Estão “esgotadas as tentativas de diálogo” com Miguel Honrado, secretário de Estado da Cultura e responsável pela pasta do cinema. Realizadores e profissionais do cinema, em protesto contra a forma como são nomeados os júris dos concursos do Instituto do Cinema e do Audiovisual (ICA), vão recusar estar presentes num jantar marcado para sábado, dia 11, na embaixada de Portugal em Berlim, para o qual está convidado Miguel Honrado.

A posição foi conhecida na terça-feira de manhã em conferência de imprensa no Cinema São Jorge, em Lisboa, e marca o extremar de posições numa polémica que dura há vários meses.

O jantar na embaixada foi marcado para assinalar a presença de oito filmes de produção portuguesa no Festival de Cinema de Berlim, que começa nesta quinta-feira.

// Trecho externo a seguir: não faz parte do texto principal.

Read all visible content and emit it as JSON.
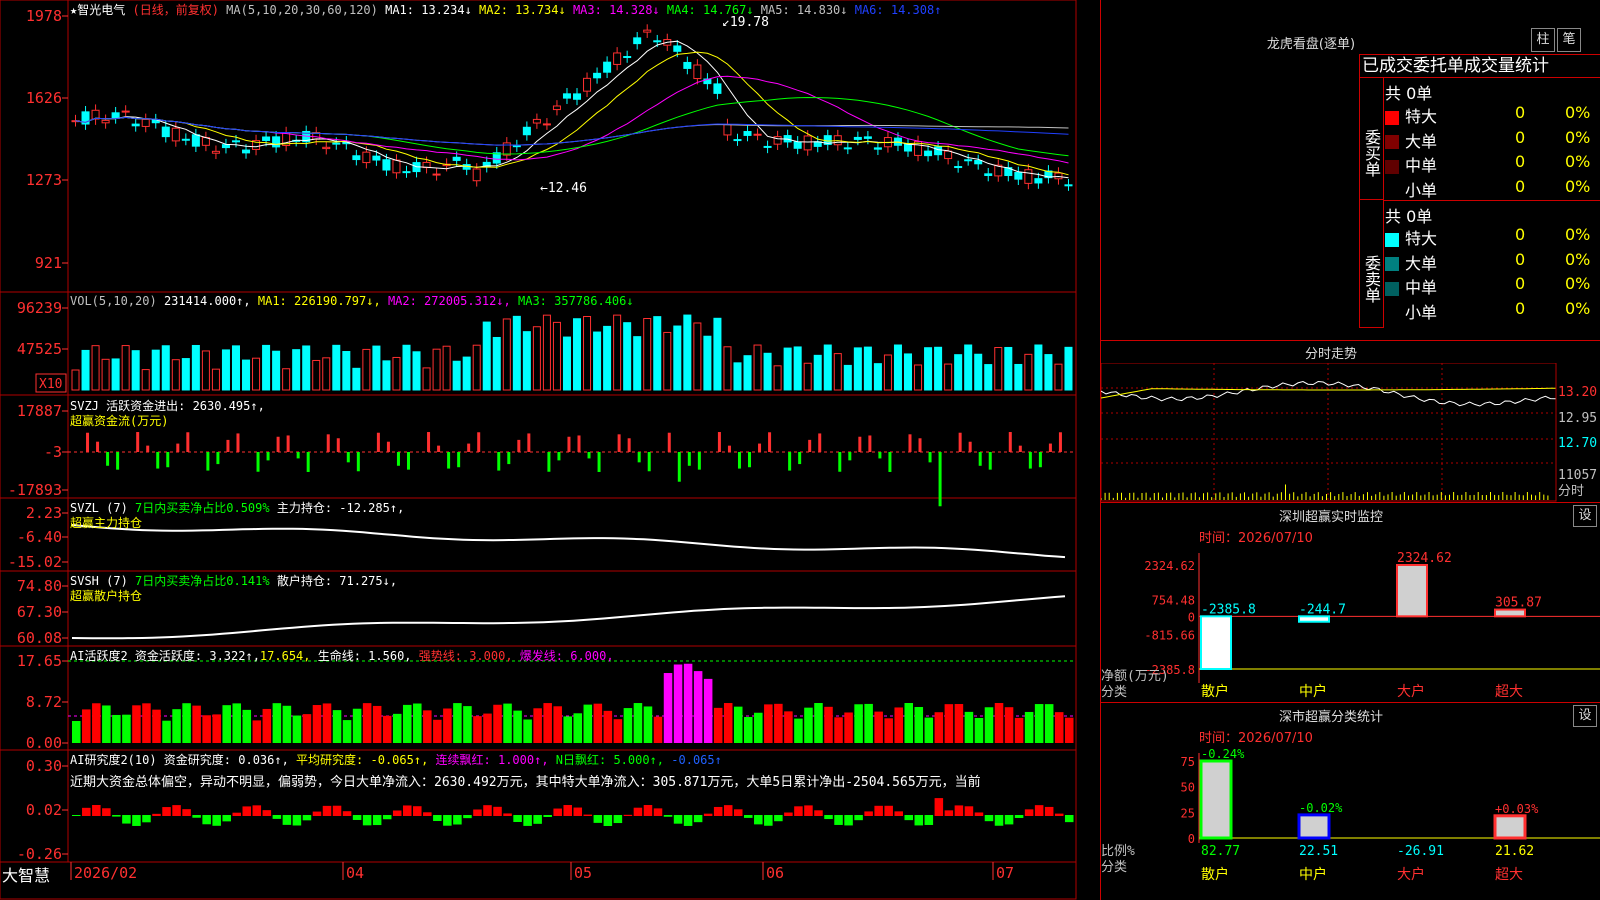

“Temos uma opinião favorável sobre trabalho da embaixada na promoção da cultura portuguesa, mas não podemos partilhar os méritos do nosso trabalho com o atual secretário de Estado da Cultura, que tem demonstrado uma posição ameaçadora para o futuro do cinema português”, afirmou Luís Urbano, da Associação de Produtores de Cinema Independente (APCI).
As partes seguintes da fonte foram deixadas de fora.